Gritty programmes such as ER and Casualty can have a positive effect if they give a "realistic impression" of the jobs they portray, said Jill Berry, the new president of the Girls' Schools Association (GSA).
Speaking at the launch of the GSA's new website, mydaughter.co.uk, Mrs Berry, who is also head of Dame Alice Harpur School in Bedford, said: "So many dramas are based in hospitals, many young girls see that as an exciting, dynamic, never dull, way of life, and as a way to make a difference."
She added: "Lots of girls who go on to become medics make clear choices about why they want to do it.
"Careers trends often seem to reflect the media.

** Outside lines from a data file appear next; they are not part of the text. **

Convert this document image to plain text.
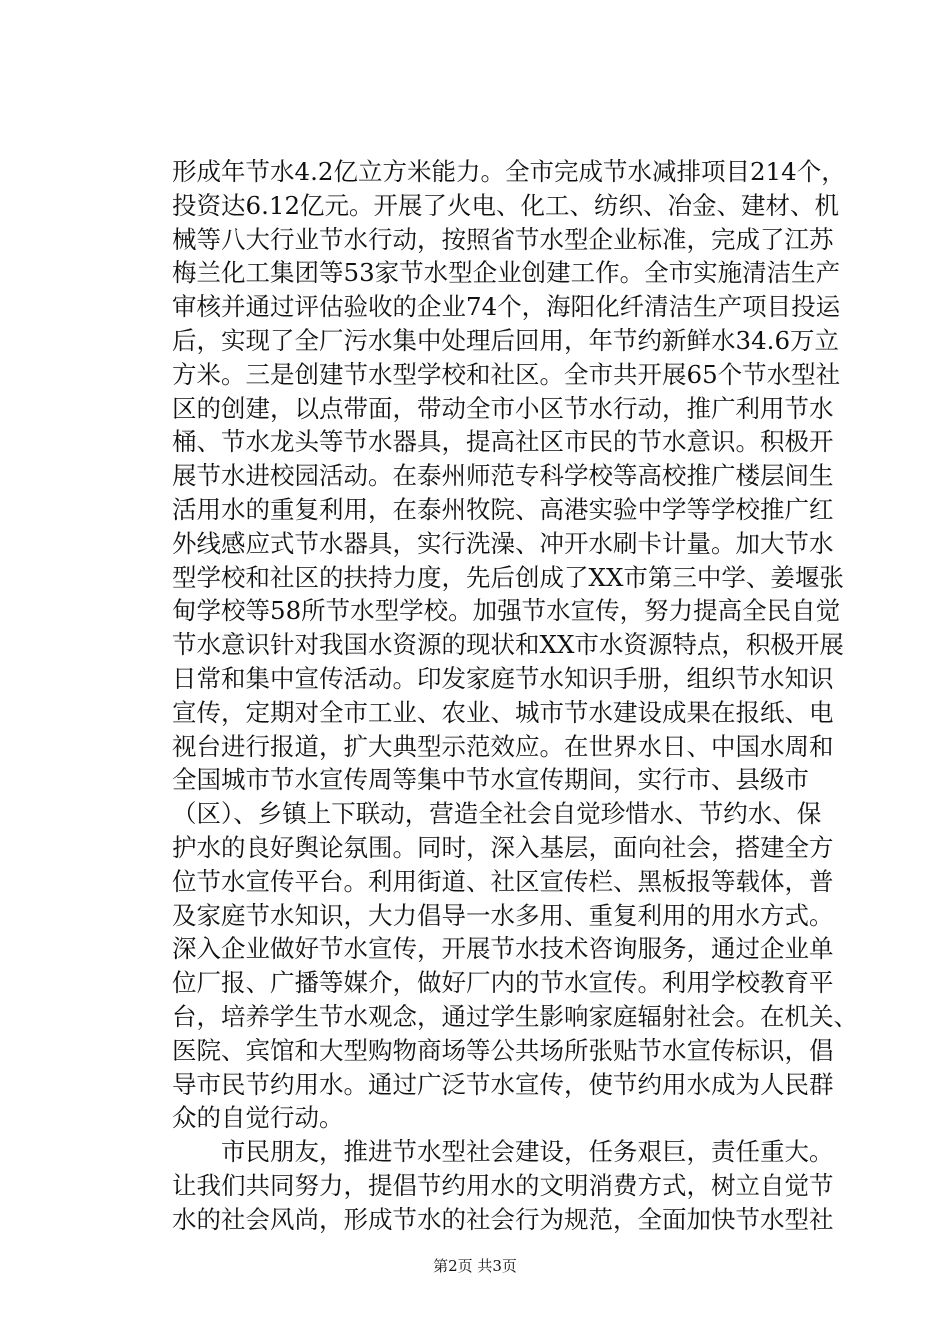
形成年节水4.2亿立方米能力。全市完成节水减排项目214个，
投资达6.12亿元。开展了火电、化工、纺织、冶金、建材、机
械等八大行业节水行动，按照省节水型企业标准，完成了江苏
梅兰化工集团等53家节水型企业创建工作。全市实施清洁生产
审核并通过评估验收的企业74个，海阳化纤清洁生产项目投运
后，实现了全厂污水集中处理后回用，年节约新鲜水34.6万立
方米。三是创建节水型学校和社区。全市共开展65个节水型社
区的创建，以点带面，带动全市小区节水行动，推广利用节水
桶、节水龙头等节水器具，提高社区市民的节水意识。积极开
展节水进校园活动。在泰州师范专科学校等高校推广楼层间生
活用水的重复利用，在泰州牧院、高港实验中学等学校推广红
外线感应式节水器具，实行洗澡、冲开水刷卡计量。加大节水
型学校和社区的扶持力度，先后创成了XX市第三中学、姜堰张
甸学校等58所节水型学校。加强节水宣传，努力提高全民自觉
节水意识针对我国水资源的现状和XX市水资源特点，积极开展
日常和集中宣传活动。印发家庭节水知识手册，组织节水知识
宣传，定期对全市工业、农业、城市节水建设成果在报纸、电
视台进行报道，扩大典型示范效应。在世界水日、中国水周和
全国城市节水宣传周等集中节水宣传期间，实行市、县级市
（区）、乡镇上下联动，营造全社会自觉珍惜水、节约水、保
护水的良好舆论氛围。同时，深入基层，面向社会，搭建全方
位节水宣传平台。利用街道、社区宣传栏、黑板报等载体，普
及家庭节水知识，大力倡导一水多用、重复利用的用水方式。
深入企业做好节水宣传，开展节水技术咨询服务，通过企业单
位厂报、广播等媒介，做好厂内的节水宣传。利用学校教育平
台，培养学生节水观念，通过学生影响家庭辐射社会。在机关、
医院、宾馆和大型购物商场等公共场所张贴节水宣传标识，倡
导市民节约用水。通过广泛节水宣传，使节约用水成为人民群
众的自觉行动。
　　市民朋友，推进节水型社会建设，任务艰巨，责任重大。
让我们共同努力，提倡节约用水的文明消费方式，树立自觉节
水的社会风尚，形成节水的社会行为规范，全面加快节水型社
第2页 共3页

It shows the pressure, the responsibility and also the excitement and the adrenalin in these programmes."
The website will offer parents with daughters tips and advice from Britain's leading girls' school headmistresses on issues such as bullying, friendship, education and communication.
To mark its launch, the GSA commissioned a poll of 1,000 parents with daughters attending both private and state schools.
It found that parents believe celebrity magazines, Wags and It girls are having a negative impact on their daughters' lives.
In contrast, family, friends and teachers were seen as good influences.
Mrs Berry said: "It is not surprising that parents feel Wags and It girls are more likely to be a negative influence.
"It is the whole celebrity culture. Wags are famous because of their situation rather than their skills or talent."
The major worry parents had was the quality of their daughter's education, chosen by 28% of respondents, followed by drink and drugs (24%).
More than a third (39 per cent) find it difficult to talk to their teenage daughters about sex and relationships
But the survey also revealed that mothers find it easier to discuss these topics with their daughters than they did with their own mothers when they were young.
The poll found that more than a third of parents (38 per cent) never, or rarely, talk to their daughters about puberty.
A fifth of parents (20 per cent) never talk to their daughter about smoking.
At the other end of the scale, just under a third (32 per cent) said they discuss schoolwork, with this and their child's interests the topics parents thought were most important to talk about.
The survey reveals that while 31 per cent of parents spend between 11 and 30 minutes alone with their daughter on a typical weekday, 3 per cent do not have any alone time.
Mrs Berry said: "Our new website will offer advice on the educating and raising of girls up to school-leaving age. The results of the survey clearly show there is a need for the kind of specialised advice and guidance that mydaughter.co.uk will be giving."